A: I’m a pretty happy, even-keeled guy, so what I write usually doesn’t affect my mood much. I’ve been known to write scenes of graphic horror and violence and then go into the next room and joyfully eat a tuna fish sandwich.

I do know I can write comedy and get a good case of the giggles. Then again, I’m not sure if it’s because what I wrote was funny or if it’s because I’d been working too hard.

I do recall once writing a rather touching scene between a young girl and her father and it kinda tugged at my heartstrings. I guess that one brought up some warm memories about my own daughter.

But sure, I once killed off a character I especially liked and felt a modicum of remorse: “Ah, that’s rather sad. I sure liked that guy.” Then I realized how ridiculous I was being. After all, it’s only make-believe, right? So I laughed at myself...then went and had myself another tuna sandwich.

Now, I’m not saying you should be as heartless and detached as yours truly. I honestly think it’s a good thing if you’re having an emotional reaction to what you’re writing. It means you care—or it means you’re reasonably unstable and need immediate psychiatric help. Either way, you’ve found the right career path!

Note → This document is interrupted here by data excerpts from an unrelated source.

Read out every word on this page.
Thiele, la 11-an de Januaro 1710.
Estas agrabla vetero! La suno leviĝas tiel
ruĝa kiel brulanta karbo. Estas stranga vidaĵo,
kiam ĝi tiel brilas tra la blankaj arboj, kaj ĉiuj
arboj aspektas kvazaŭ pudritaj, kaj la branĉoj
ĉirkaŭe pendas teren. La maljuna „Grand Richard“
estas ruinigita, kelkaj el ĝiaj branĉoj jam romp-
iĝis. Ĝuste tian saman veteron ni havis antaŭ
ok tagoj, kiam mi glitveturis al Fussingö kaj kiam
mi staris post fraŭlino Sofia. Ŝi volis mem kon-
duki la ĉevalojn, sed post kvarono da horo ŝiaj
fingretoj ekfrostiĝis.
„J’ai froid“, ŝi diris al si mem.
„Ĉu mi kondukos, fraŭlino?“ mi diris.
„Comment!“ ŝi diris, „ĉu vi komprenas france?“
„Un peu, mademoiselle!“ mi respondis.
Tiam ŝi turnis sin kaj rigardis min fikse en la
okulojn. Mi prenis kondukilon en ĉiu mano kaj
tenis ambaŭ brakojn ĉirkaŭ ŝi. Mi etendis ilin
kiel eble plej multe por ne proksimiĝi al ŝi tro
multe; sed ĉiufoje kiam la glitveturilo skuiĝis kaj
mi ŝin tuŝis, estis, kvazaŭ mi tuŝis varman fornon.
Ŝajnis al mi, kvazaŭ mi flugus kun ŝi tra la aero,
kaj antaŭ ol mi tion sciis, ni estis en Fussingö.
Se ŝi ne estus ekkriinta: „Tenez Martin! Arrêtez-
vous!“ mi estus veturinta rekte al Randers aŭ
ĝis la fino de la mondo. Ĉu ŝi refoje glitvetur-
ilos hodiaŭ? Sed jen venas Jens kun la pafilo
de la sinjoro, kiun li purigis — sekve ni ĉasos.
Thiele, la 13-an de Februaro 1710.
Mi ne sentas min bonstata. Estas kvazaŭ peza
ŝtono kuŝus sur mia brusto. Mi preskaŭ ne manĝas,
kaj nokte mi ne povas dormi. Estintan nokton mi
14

Q: What do you think of some of the computer programs that supposedly make crafting a screenplay easier?

A: Hey, if they work for you, great. However, I feel many novice screenwriters fool themselves by thinking, “If I have that cool program, I’ll crank out a killer script!” Sorry, but it just doesn’t work that way. If you don’t have the initial talent to begin with (and believe me, most people don’t), there’s a good chance that none of those programs will make a darn bit of difference.

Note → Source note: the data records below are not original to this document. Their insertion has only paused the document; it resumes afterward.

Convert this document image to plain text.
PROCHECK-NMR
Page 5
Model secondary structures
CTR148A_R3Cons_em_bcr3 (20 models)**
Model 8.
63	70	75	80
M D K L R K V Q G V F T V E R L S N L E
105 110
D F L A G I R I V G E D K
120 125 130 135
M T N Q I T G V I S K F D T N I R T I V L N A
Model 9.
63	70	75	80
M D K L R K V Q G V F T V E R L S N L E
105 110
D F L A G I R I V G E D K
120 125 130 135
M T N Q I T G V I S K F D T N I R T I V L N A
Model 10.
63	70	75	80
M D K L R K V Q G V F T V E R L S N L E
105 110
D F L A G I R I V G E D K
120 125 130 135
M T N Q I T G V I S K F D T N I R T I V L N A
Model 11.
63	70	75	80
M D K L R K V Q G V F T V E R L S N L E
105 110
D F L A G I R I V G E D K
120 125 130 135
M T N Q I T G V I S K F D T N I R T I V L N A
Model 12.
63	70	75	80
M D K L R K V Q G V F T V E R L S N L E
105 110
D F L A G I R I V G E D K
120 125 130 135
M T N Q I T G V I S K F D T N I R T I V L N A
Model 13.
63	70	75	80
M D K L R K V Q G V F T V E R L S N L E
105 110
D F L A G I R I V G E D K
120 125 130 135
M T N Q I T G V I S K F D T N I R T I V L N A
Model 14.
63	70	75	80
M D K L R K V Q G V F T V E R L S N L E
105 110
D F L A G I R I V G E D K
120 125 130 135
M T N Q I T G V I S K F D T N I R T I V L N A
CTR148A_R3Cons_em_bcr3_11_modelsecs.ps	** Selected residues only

See, that’s precisely the problem with the screenwriting game nowadays. We’ve got Final Draft, Movie Magic, et al. (which are most definitely a necessity these days), but we also have all these plot generating/story outlining/character development programs. Now pretty much every Tom, Dick, and Mary thinks all they’ve got to do is come up with some half-baked idea, input it into their computer, click the mouse a few times and—voilĂ —all the work is done! Again, it just doesn’t work that way.

Any which way you slice it, writing a screenplay—one that could actually be viable in the marketplace—takes a lot of hard work. It also takes thought, planning, organization, and a steadfast belief in oneself. Face it, it takes guts.

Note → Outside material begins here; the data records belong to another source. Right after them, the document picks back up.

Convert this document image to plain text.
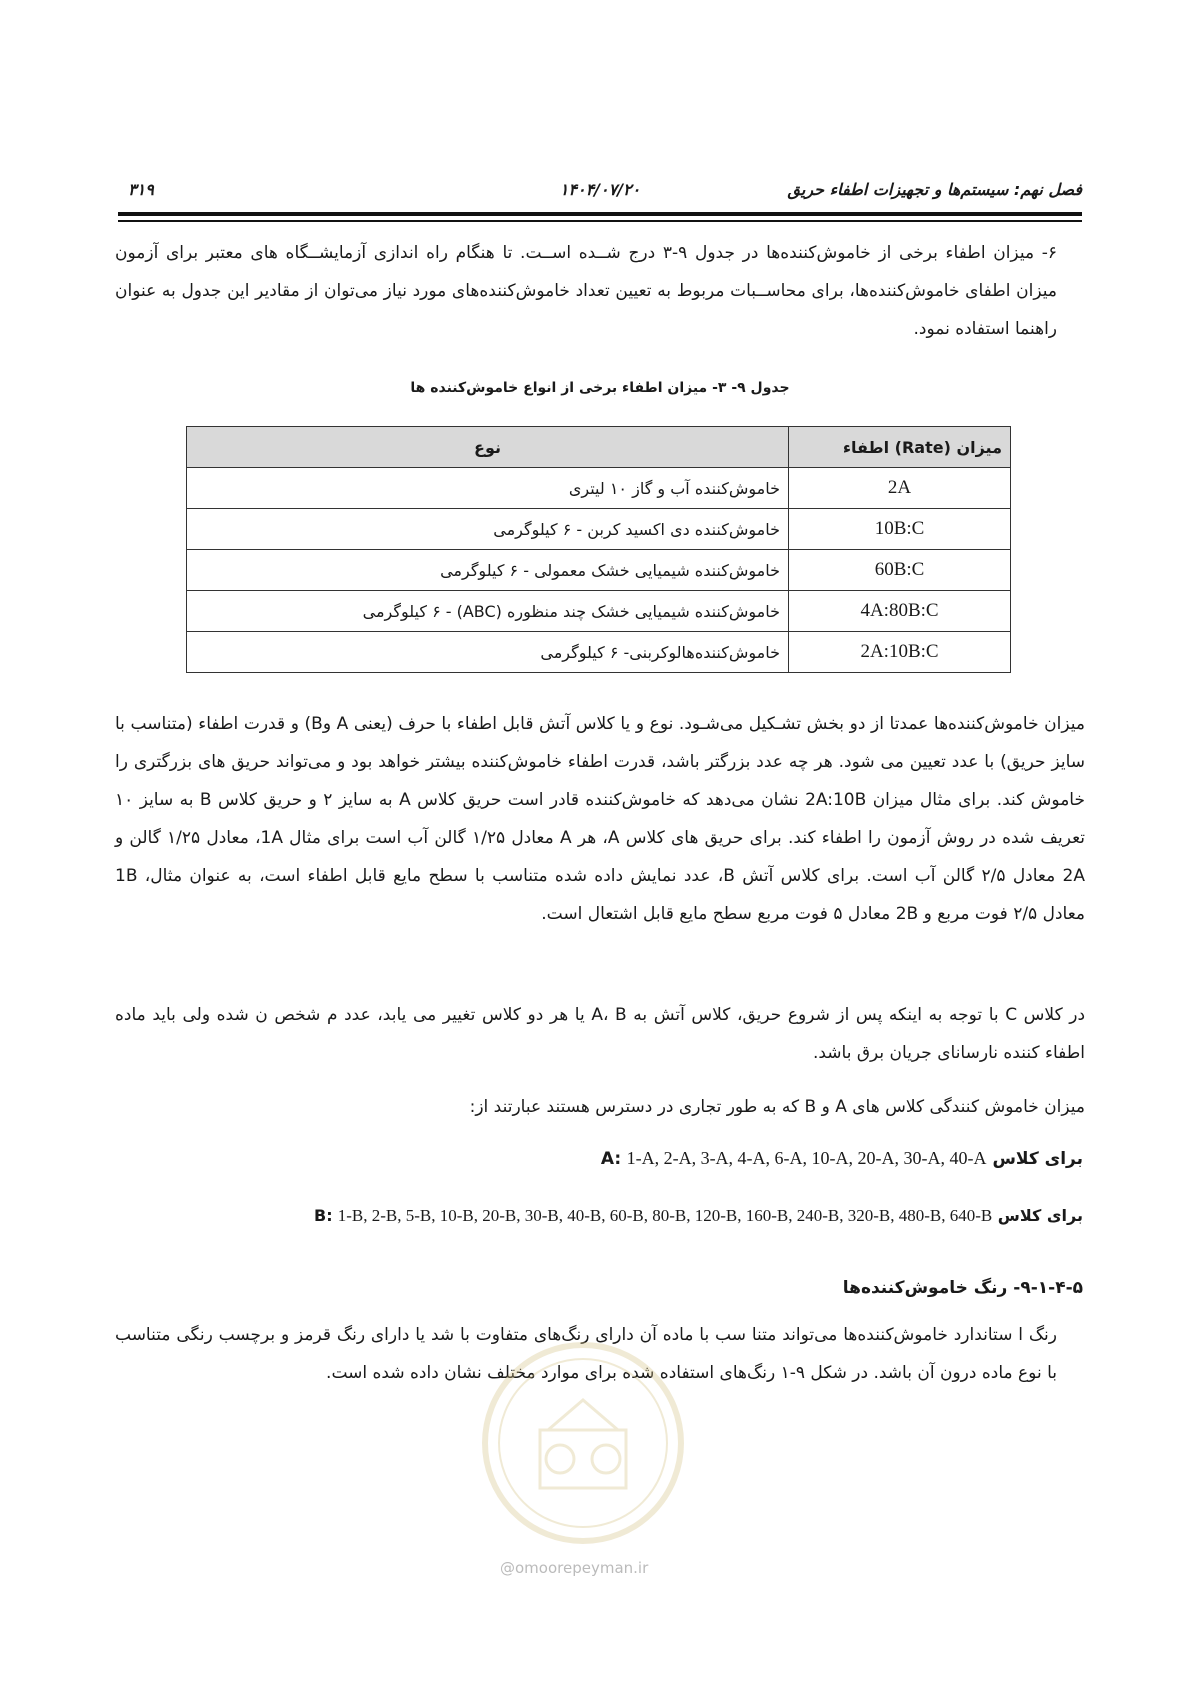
فصل نهم: سیستم‌ها و تجهیزات اطفاء حریق
۱۴۰۴/۰۷/۲۰
۳۱۹
۶- میزان اطفاء برخی از خاموش‌کننده‌ها در جدول ۹-۳ درج شــده اســت. تا هنگام راه اندازی آزمایشــگاه های معتبر برای آزمون میزان اطفای خاموش‌کننده‌ها، برای محاســبات مربوط به تعیین تعداد خاموش‌کننده‌های مورد نیاز می‌توان از مقادیر این جدول به عنوان راهنما استفاده نمود.
جدول ۹- ۳- میزان اطفاء برخی از انواع خاموش‌کننده ها
میزان (Rate) اطفاء	نوع
2A	خاموش‌کننده آب و گاز ۱۰ لیتری
10B:C	خاموش‌کننده دی اکسید کربن - ۶ کیلوگرمی
60B:C	خاموش‌کننده شیمیایی خشک معمولی - ۶ کیلوگرمی
4A:80B:C	خاموش‌کننده شیمیایی خشک چند منظوره (ABC) - ۶ کیلوگرمی
2A:10B:C	خاموش‌کننده‌هالوکربنی- ۶ کیلوگرمی
میزان خاموش‌کننده‌ها عمدتا از دو بخش تشـکیل می‌شـود. نوع و یا کلاس آتش قابل اطفاء با حرف (یعنی A وB) و قدرت اطفاء (متناسب با سایز حریق) با عدد تعیین می شود. هر چه عدد بزرگتر باشد، قدرت اطفاء خاموش‌کننده بیشتر خواهد بود و می‌تواند حریق های بزرگتری را خاموش کند. برای مثال میزان 2A:10B نشان می‌دهد که خاموش‌کننده قادر است حریق کلاس A به سایز ۲ و حریق کلاس B به سایز ۱۰ تعریف شده در روش آزمون را اطفاء کند. برای حریق های کلاس A، هر A معادل ۱/۲۵ گالن آب است برای مثال 1A، معادل ۱/۲۵ گالن و 2A معادل ۲/۵ گالن آب است. برای کلاس آتش B، عدد نمایش داده شده متناسب با سطح مایع قابل اطفاء است، به عنوان مثال، 1B معادل ۲/۵ فوت مربع و 2B معادل ۵ فوت مربع سطح مایع قابل اشتعال است.
در کلاس C با توجه به اینکه پس از شروع حریق، کلاس آتش به A، B یا هر دو کلاس تغییر می یابد، عدد م شخص ن شده ولی باید ماده اطفاء کننده نارسانای جریان برق باشد.
میزان خاموش کنندگی کلاس های A و B که به طور تجاری در دسترس هستند عبارتند از:
برای کلاس A: 1-A, 2-A, 3-A, 4-A, 6-A, 10-A, 20-A, 30-A, 40-A
برای کلاس B: 1-B, 2-B, 5-B, 10-B, 20-B, 30-B, 40-B, 60-B, 80-B, 120-B, 160-B, 240-B, 320-B, 480-B, 640-B
۹-۱-۴-۵- رنگ خاموش‌کننده‌ها
رنگ ا ستاندارد خاموش‌کننده‌ها می‌تواند متنا سب با ماده آن دارای رنگ‌های متفاوت با شد یا دارای رنگ قرمز و برچسب رنگی متناسب با نوع ماده درون آن باشد. در شکل ۹-۱ رنگ‌های استفاده شده برای موارد مختلف نشان داده شده است.
@omoorepeyman.ir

Now, I’m not saying that these programs don’t have a place in a screenwriter’s toolkit, and I’m not saying these programs are a waste of time and/or money, but—and I might be completely wrong about this—I do think it’s necessary for all of us to learn how to craft a screenplay without all the “tech” stuff getting in the way. I just happen to think you’re shortchanging yourself when you let a computer program do most of the work. After all, toughing it out on your own is one of the most efficient ways for us to learn and grown as screenwriters. But hey, you gotta find out what works for YOU.

So go ahead, spend some of your hard-earned cash on the latest plot generating/story outlining/character development programs. Perhaps they’ll work for you. If they don’t, well, it’s all part of the learning curve, right?’s four o’clock in the morning and I’m just spouting off my opinion here, so if any of you have a testimonial regarding the effectiveness of any of those plot generating/story outlining/character development programs, then please feel free to send ‘em my way.

Finally, a bit of silliness...

Here's something I recently found posted on a screenwriting/filmmaking forum (unedited):

Fiction Writter for hire
I am looking for an opportunity to compose a short storie and turn it into a film.

I don’t mean to poke fun at the poor guy who posted that, but c’mon...

1 comment:

That Writer Dave said...

Well I've tried a bunch of them. Programs that pretended to be index cards, programs that let you track character development, pretty much any sort of outlining tool--I've tried it.

And you know what I'm using now? A cork board, tacks, and index cards. I always felt it was outdated until I actually tried it... and voila! It works.

And I feel more of a connection to it, maybe because of the hands-on nature. Whatever it is, I like it. Plus I don't have to worry about tracking down all the different outlining files on my computer. Instead I just hang a cork board right above my lap top and I know where I'm going.